Уловив это, командир Захинганского казачьего корпуса грустно ухмыльнулся. Он давно замечал: главком уже не заботится ни о чём в достаточной мере. Единственное, что его по-настоящему занимает, так это размышления о том, каким он предстанет перед историей.
Натуру Семёнова генерал Бакшеев основательно познал еще во времена сибирского властвования Колчака. Уже тогда атаман стремился во что бы то ни стало вырваться из-под влияния и главенствующей тени Верховного правителя, намереваясь со временем то ли занять его место, то ли еще при жизни последнего сепаратно объявить себя правителем независимой Казачьей Страны Даурии.
Именно эта идея – создания такой страны – сроднила Бакшеева и с движением «семёновцев», и с самим атаманом. Мало того, командир корпуса настроен был настолько решительно, что, если бы генерал-лейтенант Семёнов вдруг решил отречься от своего замысла, он готов был сам подхватить знамя борьбы, но действовать уже более радикально. И в пропагандистском, и в стратегическом плане куда твёрже Семёнова.
Вот только пошёл бы на это Бакшеев лишь в том случае, если бы Семёнов отправился в мир иной или действительно отказался от своей, ныне символической, должности верхглавкома. А пока что они нужны друг другу. Комкор восхищался, как умело атаман налаживает отношения с представителями штаба да с японскими дипломатами, и очень ценил это, понимая: для столь утонченной науки у него, Бакшеева, не хватит ни гибкости, ни терпения. Семёнов же знал, как умеет держать дисциплину в войсках генерал-майор, и давно решил для себя в случае освободительного похода в Россию назначить Бакшеева походным атаманом, то есть по существу командующим войсками, оставив за собой пост Верховного правителя Даурии.
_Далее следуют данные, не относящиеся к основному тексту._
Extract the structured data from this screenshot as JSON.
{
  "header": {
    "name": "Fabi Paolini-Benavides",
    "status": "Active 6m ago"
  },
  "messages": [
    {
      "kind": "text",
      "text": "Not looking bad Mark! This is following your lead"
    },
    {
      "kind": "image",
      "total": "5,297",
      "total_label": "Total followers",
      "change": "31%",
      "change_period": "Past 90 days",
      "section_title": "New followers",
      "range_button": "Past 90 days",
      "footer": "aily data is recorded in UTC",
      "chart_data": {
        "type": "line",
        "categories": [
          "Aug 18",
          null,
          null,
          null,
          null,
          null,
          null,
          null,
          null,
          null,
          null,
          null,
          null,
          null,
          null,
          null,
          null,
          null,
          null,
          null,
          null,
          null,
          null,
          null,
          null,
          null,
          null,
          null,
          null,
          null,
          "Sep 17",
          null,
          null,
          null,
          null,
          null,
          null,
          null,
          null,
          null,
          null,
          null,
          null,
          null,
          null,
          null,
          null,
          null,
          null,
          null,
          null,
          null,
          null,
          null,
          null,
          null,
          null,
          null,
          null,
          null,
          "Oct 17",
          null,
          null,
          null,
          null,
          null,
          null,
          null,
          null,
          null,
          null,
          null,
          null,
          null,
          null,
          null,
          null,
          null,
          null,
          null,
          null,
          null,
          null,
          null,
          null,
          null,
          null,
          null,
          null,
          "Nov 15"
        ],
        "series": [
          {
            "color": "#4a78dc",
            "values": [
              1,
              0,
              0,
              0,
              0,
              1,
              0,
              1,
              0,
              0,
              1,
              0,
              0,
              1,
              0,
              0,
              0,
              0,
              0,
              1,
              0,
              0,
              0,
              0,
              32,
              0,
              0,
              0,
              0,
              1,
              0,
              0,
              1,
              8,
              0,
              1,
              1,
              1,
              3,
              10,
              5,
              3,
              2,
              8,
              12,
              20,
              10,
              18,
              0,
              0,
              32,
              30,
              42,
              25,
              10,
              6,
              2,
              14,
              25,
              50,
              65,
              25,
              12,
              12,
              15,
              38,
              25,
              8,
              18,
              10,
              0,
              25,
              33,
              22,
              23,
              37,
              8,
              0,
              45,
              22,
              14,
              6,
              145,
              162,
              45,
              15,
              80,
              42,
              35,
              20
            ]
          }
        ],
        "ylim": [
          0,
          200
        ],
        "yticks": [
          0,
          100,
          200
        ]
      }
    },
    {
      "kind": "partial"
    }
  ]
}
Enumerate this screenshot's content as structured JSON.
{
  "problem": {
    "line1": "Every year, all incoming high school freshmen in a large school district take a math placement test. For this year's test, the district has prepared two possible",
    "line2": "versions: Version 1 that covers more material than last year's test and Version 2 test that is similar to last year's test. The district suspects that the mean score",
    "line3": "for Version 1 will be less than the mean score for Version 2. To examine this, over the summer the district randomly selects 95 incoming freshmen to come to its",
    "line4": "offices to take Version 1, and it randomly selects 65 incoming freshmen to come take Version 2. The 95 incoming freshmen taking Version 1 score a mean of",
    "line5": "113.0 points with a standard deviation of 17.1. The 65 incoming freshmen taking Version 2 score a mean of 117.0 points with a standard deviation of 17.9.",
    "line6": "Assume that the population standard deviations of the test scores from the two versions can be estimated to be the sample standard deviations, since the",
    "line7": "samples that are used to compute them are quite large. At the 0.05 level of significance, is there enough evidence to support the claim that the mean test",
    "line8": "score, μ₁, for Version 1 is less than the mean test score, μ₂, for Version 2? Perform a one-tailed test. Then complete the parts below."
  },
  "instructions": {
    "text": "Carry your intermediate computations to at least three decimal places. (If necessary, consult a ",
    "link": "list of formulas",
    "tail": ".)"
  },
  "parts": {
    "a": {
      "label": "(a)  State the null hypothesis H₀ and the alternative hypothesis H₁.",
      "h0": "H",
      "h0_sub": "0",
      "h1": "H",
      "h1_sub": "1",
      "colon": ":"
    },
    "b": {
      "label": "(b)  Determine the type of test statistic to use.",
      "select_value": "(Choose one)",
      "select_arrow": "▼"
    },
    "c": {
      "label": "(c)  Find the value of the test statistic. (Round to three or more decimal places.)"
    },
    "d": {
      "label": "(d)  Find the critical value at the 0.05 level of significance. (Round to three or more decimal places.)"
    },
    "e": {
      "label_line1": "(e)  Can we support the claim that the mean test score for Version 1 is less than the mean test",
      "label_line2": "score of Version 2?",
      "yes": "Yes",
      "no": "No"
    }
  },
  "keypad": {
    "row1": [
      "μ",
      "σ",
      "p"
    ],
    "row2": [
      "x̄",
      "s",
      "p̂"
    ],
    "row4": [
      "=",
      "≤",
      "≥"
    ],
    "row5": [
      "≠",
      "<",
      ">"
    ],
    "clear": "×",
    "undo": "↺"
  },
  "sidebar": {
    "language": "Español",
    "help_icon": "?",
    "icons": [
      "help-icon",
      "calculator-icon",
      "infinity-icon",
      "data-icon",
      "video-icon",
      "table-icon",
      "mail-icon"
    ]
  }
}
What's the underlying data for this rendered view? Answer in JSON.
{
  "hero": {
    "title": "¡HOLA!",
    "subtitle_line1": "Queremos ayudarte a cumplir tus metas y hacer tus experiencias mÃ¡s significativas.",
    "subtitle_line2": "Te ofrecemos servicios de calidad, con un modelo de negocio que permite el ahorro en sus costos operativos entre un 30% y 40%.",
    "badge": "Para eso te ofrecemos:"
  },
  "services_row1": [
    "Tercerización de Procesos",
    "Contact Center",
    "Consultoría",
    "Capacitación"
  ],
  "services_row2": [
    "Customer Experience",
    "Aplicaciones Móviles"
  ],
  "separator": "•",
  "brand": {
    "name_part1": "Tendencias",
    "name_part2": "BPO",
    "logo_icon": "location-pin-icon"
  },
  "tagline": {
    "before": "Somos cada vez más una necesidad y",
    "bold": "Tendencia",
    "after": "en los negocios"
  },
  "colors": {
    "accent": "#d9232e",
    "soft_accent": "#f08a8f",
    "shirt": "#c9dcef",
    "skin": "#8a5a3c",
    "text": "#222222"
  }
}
Было время, когда оба они оказались у самой грани своей мечты. Тогда Колчак издал указ о предоставлении генерал-лейтенанту Семёнову «всей полноты военной и гражданской власти на территории Российской Восточной Окраины»[35]. Но поскольку в указе не определялись: ни само понятие Окраины, ни её географические пределы, то атаман мог определять их по собственному усмотрению. Тем более что еще раньше тот же адмирал Колчак вдруг наделил его полномочиями «Главнокомандующего вооруженными силами Дальнего Востока и Иркутского военного округа».
Для Семёнова не стало тайной, что Бакшеев не одобрял этого решения адмирала, считая, что вплоть до возрождения монархии тот сам должен оставаться Правителем всея Россия, в том числе и той её части, которая временно находится под контролем коммунистов. Причем первую вспышку его недовольства вызвал ещё более ранний указ Колчака передать «Верховную Всероссийскую власть, – как говорилось, – Главнокомандующему вооруженными силами Юга России генерал-лейтенанту Деникину».
«С чего вдруг?! – изумлялся он на офицерском совете армии. – На каком основании?! Деникин что – коронован, объявлен наследником престола или хотя бы его регентом? Или, может быть, он кем-то назначен премьер-министром?».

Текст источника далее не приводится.